I hang up the phone and stare at Wilma who is finally looking at me. She’s still crying. “Unless you have a name for me, I’ve got nothing else to say to you.”

“H-How are you going to do it?” she asks, her voice still shaking. 

I hadn’t really thought about it. Most of our prisoners are beaten to death when they’ve served their purpose. I can’t do that. “How would you prefer to die?” I ask her.

“Humanly,” she whispers. “I’m an old woman. I’ve been around a long time. I would hate for my last moments to be painful.” She looks down at her twisted fingers. “More painful than they already are.”
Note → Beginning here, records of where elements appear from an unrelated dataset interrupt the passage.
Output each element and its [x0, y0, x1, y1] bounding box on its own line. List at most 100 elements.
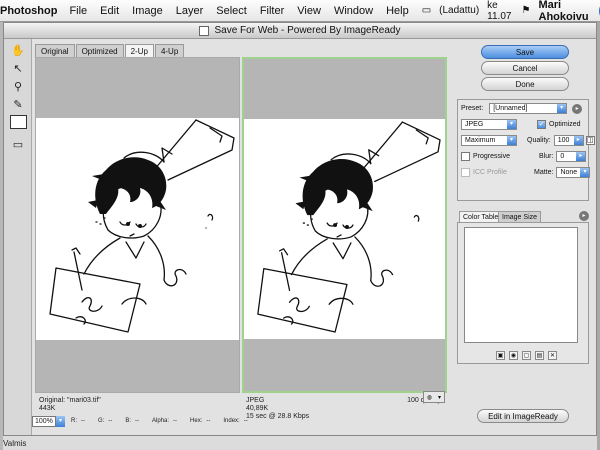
quality-label: Quality: — [527, 137, 551, 144]
menu-image[interactable]: Image — [132, 5, 163, 17]
chevron-down-icon[interactable]: ▾ — [56, 415, 65, 427]
tab-optimized[interactable]: Optimized — [75, 44, 124, 57]
blur-label: Blur: — [539, 153, 554, 160]
tab-image-size[interactable]: Image Size — [498, 211, 542, 222]
window-title: Save For Web - Powered By ImageReady — [214, 25, 401, 36]
battery-icon[interactable]: ▭ — [422, 5, 431, 16]
original-preview-pane[interactable] — [35, 57, 240, 393]
quality-mask-icon[interactable]: ◫ — [585, 136, 595, 145]
g-label: G: — [98, 418, 105, 424]
document-icon — [199, 25, 210, 36]
matte-select[interactable]: None ▾ — [556, 167, 591, 178]
new-color-icon[interactable]: ▤ — [535, 351, 544, 360]
b-label: B: — [125, 418, 132, 424]
menu-help[interactable]: Help — [386, 5, 409, 17]
menu-select[interactable]: Select — [216, 5, 247, 17]
lock-color-icon[interactable]: ▢ — [522, 351, 531, 360]
preview-matte-bottom — [36, 340, 239, 392]
preview-matte-top — [36, 58, 239, 118]
r-value: -- — [81, 418, 85, 424]
toggle-slices-icon[interactable]: ▭ — [9, 137, 27, 151]
web-shift-icon[interactable]: ◉ — [509, 351, 518, 360]
edit-in-imageready-button[interactable]: Edit in ImageReady — [477, 409, 569, 423]
matte-value: None — [560, 169, 578, 176]
progressive-row: Progressive Blur: 0 ▸ — [461, 151, 587, 162]
progressive-label: Progressive — [473, 153, 510, 160]
tab-original[interactable]: Original — [35, 44, 75, 57]
original-filename: Original: "mari03.tif" — [39, 397, 101, 404]
alpha-value: -- — [173, 418, 178, 424]
quality-value: 100 — [557, 137, 570, 144]
chevron-down-icon: ▾ — [507, 120, 516, 129]
eyedropper-tool-icon[interactable]: ✎ — [9, 97, 27, 111]
chevron-down-icon: ▾ — [507, 136, 516, 145]
optimized-checkbox[interactable]: ✓ — [537, 120, 546, 129]
menu-window[interactable]: Window — [334, 5, 373, 17]
title-bar[interactable]: Save For Web - Powered By ImageReady — [4, 23, 596, 39]
trash-icon[interactable]: ✕ — [548, 351, 557, 360]
chevron-right-icon: ▸ — [573, 136, 583, 145]
tool-column: ✋ ↖ ⚲ ✎ ▭ — [4, 39, 32, 435]
clock[interactable]: ke 11.07 — [487, 0, 513, 22]
optimized-preview-pane[interactable] — [242, 57, 447, 393]
zoom-tool-icon[interactable]: ⚲ — [9, 79, 27, 93]
hex-label: Hex: — [190, 418, 203, 424]
status-bar: 100% ▾ R: -- G: -- B: -- Alpha: -- Hex: … — [32, 409, 450, 433]
format-select[interactable]: JPEG ▾ — [461, 119, 517, 130]
zoom-field[interactable]: 100% — [32, 415, 56, 427]
drawing-illustration — [49, 119, 235, 333]
cancel-button[interactable]: Cancel — [481, 61, 569, 75]
preview-matte-top — [244, 59, 445, 119]
settings-panel: Save Cancel Done Preset: [Unnamed] ▾ ▸ J… — [451, 39, 596, 435]
preset-label: Preset: — [461, 105, 484, 112]
menu-layer[interactable]: Layer — [176, 5, 204, 17]
preset-value: [Unnamed] — [493, 105, 528, 112]
map-color-icon[interactable]: ▣ — [496, 351, 505, 360]
preview-in-browser-button[interactable]: ◍ ▾ — [423, 391, 445, 403]
index-label: Index: — [223, 418, 240, 424]
color-table-actions: ▣ ◉ ▢ ▤ ✕ — [496, 351, 557, 360]
battery-status[interactable]: (Ladattu) — [439, 5, 479, 16]
preset-select[interactable]: [Unnamed] ▾ — [489, 103, 568, 114]
menu-filter[interactable]: Filter — [260, 5, 284, 17]
drawing-illustration — [257, 121, 441, 333]
color-table-menu-icon[interactable]: ▸ — [579, 211, 589, 221]
menu-app-name[interactable]: Photoshop — [0, 5, 57, 17]
flag-icon[interactable]: ⚑ — [522, 5, 531, 16]
hand-tool-icon[interactable]: ✋ — [9, 43, 27, 57]
menu-file[interactable]: File — [69, 5, 87, 17]
chevron-down-icon: ▾ — [557, 104, 567, 113]
menu-extras: ▭ (Ladattu) ke 11.07 ⚑ Mari Ahokoivu ⚲ — [422, 0, 600, 23]
color-table-panel: ▣ ◉ ▢ ▤ ✕ — [457, 222, 589, 364]
tab-2-up[interactable]: 2-Up — [124, 44, 154, 57]
tab-color-table[interactable]: Color Table — [459, 211, 503, 222]
menu-view[interactable]: View — [297, 5, 321, 17]
compression-select[interactable]: Maximum ▾ — [461, 135, 517, 146]
icc-profile-checkbox[interactable] — [461, 168, 470, 177]
icc-row: ICC Profile Matte: None ▾ — [461, 167, 591, 178]
footer-status: Valmis — [3, 439, 27, 448]
color-table-swatches[interactable] — [464, 227, 578, 343]
done-button[interactable]: Done — [481, 77, 569, 91]
chevron-right-icon: ▸ — [576, 152, 586, 161]
save-button[interactable]: Save — [481, 45, 569, 59]
icc-profile-label: ICC Profile — [473, 169, 507, 176]
quality-row: Maximum ▾ Quality: 100 ▸ ◫ — [461, 135, 598, 146]
chevron-down-icon: ▾ — [580, 168, 590, 177]
blur-field[interactable]: 0 ▸ — [556, 151, 587, 162]
hex-value: -- — [206, 418, 211, 424]
compression-value: Maximum — [465, 137, 496, 144]
tab-4-up[interactable]: 4-Up — [154, 44, 185, 57]
progressive-checkbox[interactable] — [461, 152, 470, 161]
menu-edit[interactable]: Edit — [100, 5, 119, 17]
view-tabs: Original Optimized 2-Up 4-Up — [35, 44, 185, 57]
user-name[interactable]: Mari Ahokoivu — [539, 0, 592, 23]
index-value: -- — [243, 418, 248, 424]
menu-bar: Photoshop File Edit Image Layer Select F… — [0, 0, 600, 23]
slice-select-tool-icon[interactable]: ↖ — [9, 61, 27, 75]
g-value: -- — [108, 418, 113, 424]
quality-field[interactable]: 100 ▸ — [553, 135, 584, 146]
format-value: JPEG — [465, 121, 484, 128]
settings-menu-icon[interactable]: ▸ — [572, 103, 583, 114]
eyedropper-color-swatch[interactable] — [10, 115, 27, 129]
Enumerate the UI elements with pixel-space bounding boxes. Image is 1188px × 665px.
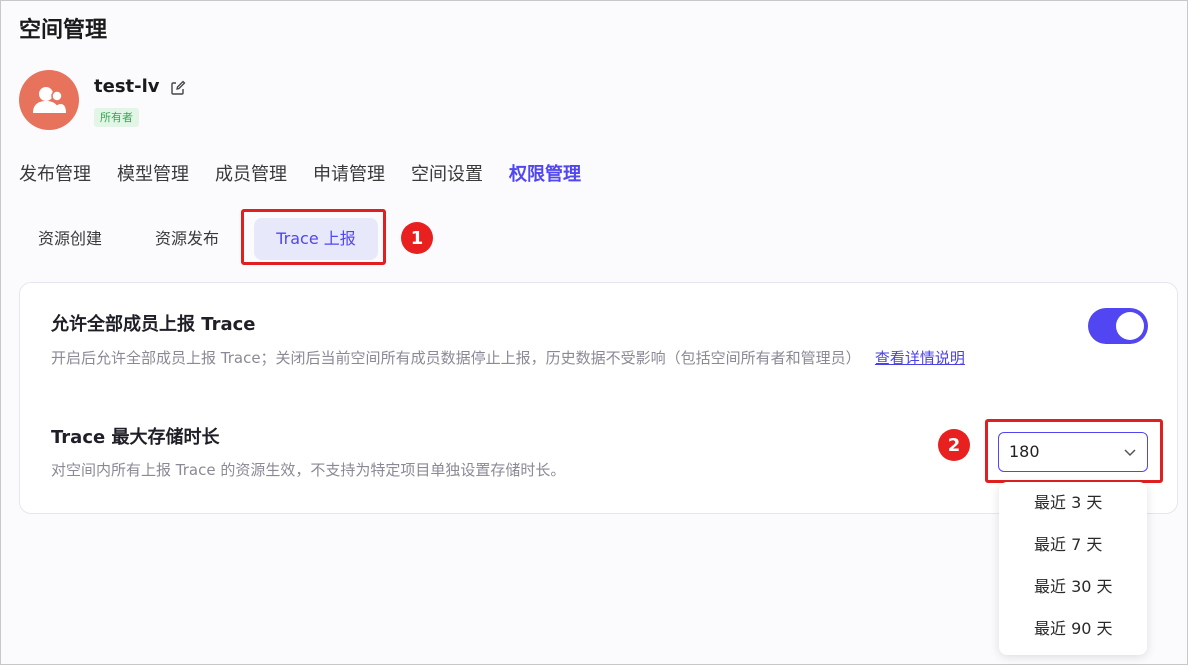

“I would think they’d be painful anyway, knowing you’re dying a traitor,” I counter, and she winces. I know that James has concoctions he can use. I’d hate to ask him to be the one to do it, though.

We sit in relative silence after that. I converse with my men through the mind-link as they assure me everyone who was injured today has recovered, and the border is secure. I watch the clock and watch Wilma watch the clock.

Her hour is almost up when the phone rings, startling both of us. I clear my throat and answer, noting the light is on. “Yes?”

“Alpha King Rowan?” an unfamiliar voice says. “Please… don’t kill my mate. I’ll do anything. Anything.”